Faltas, deputados "chumbados", ameaças e outras histórias
A partir de 2003 passou a ser possível invocar "força maior" ou "motivo justificado" para justificar ausências no Parlamento.
As notícias sobre as faltas, ao longo dos anos, já irritaram muitos deputados. Uns deram tantas que podiam ter perdido o mandato, mas justificaram-nas e nem um só perdeu o lugar na Assembleia da República (AR). As polémicas têm anos e a discussão foi muitas vezes tensa.
Em 2002, depois de um debate sobre a Europa, com pouquíssimos deputados, o então presidente da AR do Governo de Durão Barroso, Mota Amaral, chegou a ameaçar faltas injustificadas a quem não estivesse no hemiciclo do Palácio de São Bento.
O histórico socialista Almeida Santos, presidente do Parlamento dois anos antes, admitiu vetar a presença de jornalistas depois do semanário Expresso ter publicado uma foto de um hemiciclo quase vazio durante um debate – era uma sexta-feira.
Na altura, o jornal Tal & Qual foi ver os mapas de faltas e descobriu que a 4 de Fevereiro de 2000, 42 deputados fizeram "gazeta". No caso de Mota Amaral a ameaça nunca chegou a ser concretizada, abrindo-se, isso sim, uma discussão sobre as maneiras de justificar as ausências. Já Almeida Santos pediu desculpa aos jornalistas e tudo continuou como dantes.
O ano de 2001 foi tumultuoso depois de, em Julho, o Diário de Notícias noticiar que 30 deputados deram mais do que as quatro faltas injustificadas permitidas pelo regimento e que, por isso, como dizia o título, estavam "'chumbados' por faltas". Os recordistas eram José Lamego, do PS, com 18, e Henrique Chaves, do PSD, com 15. À esquerda, não havia deputados "chumbados". Apesar da polémica, as direcções do PSD e do PS recusaram qualquer sanção aos faltosos.

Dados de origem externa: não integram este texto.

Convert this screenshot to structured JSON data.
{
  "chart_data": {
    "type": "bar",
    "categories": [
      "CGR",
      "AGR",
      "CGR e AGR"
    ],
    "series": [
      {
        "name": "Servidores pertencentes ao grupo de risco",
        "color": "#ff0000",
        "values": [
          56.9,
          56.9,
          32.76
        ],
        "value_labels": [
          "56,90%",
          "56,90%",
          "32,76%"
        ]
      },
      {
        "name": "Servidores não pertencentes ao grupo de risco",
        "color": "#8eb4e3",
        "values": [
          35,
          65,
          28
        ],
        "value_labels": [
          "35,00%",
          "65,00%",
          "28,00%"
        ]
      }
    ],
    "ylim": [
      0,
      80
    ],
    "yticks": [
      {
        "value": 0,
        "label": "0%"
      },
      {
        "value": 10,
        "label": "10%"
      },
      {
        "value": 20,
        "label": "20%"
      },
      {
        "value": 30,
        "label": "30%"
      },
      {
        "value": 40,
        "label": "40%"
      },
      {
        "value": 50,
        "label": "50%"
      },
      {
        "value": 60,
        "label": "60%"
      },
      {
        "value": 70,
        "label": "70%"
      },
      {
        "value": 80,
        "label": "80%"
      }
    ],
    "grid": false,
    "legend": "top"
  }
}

Uma semana depois, o Expresso noticiava que apenas dois não tinham justificado a ausência. E o DN explicava existir "uma espécie de reacção corporativa" na Assembleia: mesmo que os deputados não apresentassem as justificações em tempo útil, elas acabavam por ser aceites. Conclusão: nenhum deputado perdeu o direito ao cargo.
Passados alguns meses, em Outubro de 2001, registou-se mais um episódio. Marcelo Rebelo de Sousa, que deixara de ser líder do PSD dois anos antes e era comentador político, levantou a dúvida sobre se uma lei que precisava de maioria reforçada, a Lei de Programação Militar, tinha obtido, de facto, os 116 votos necessários. Porquê? Tinha faltado António Marqueiro, deputado do PS.
O problema foi resolvido depois de António Marqueiro ter dado a palavra de honra de ter estado no hemiciclo no momento da votação, tendo como testemunhas o líder parlamentar socialista, Francisco Assis, e o secretário da mesa, Artur Penedos, também socialista. O tom das acusações subiu. Marcelo Rebelo de Sousa chegou a acusar Almeida Santos, presidente da Assembleia, de esconder uma violação da Constituição.
O clima em torno das faltas era tal no Parlamento que, em Novembro de 2001, o jornal PÚBLICO titulou "Deputados 'sequestrados' no plenário", tal era o controlo de quem entrava e quem saia do hemiciclo durante o debate do Orçamento do Estado de 2002. "Estamos aqui sequestrados pelo professor Marcelo Rebelo de Sousa", atirou o socialista Manuel Alegre, aplaudido pelo PS, mas também por deputados do PSD e do CDS.
Fez-se um grupo de trabalho para tentar resolver o problema das faltas e em 2003 foram alargados os motivos para justificar as ausências. Passou a ser possível invocar "força maior", "motivo justificado", além do "trabalho político" e "trabalho parlamentar", justificações que se mantêm até hoje.
O futebol também atravessou a polémica das faltas: 30 deputados faltaram ao plenário para assistir à final da Taça UEFA, em Sevilha, entre o FC Porto e o Glasgow, em maio de 2003. Mota Amaral, presidente do Parlamento, não aceitou a justificação dada pelos deputados.
2006 foi, de novo, um ano crítico com o problema das faltas. Em 12 de Abril, vésperas da Páscoa, 110 deputados faltaram às votações. O debate aqueceu outra vez e um deputado do PS, Ricardo Gonçalves, chegou a propor que os parlamentares apresentassem um pedido de desculpas públicas, mas a direcção socialista recusou.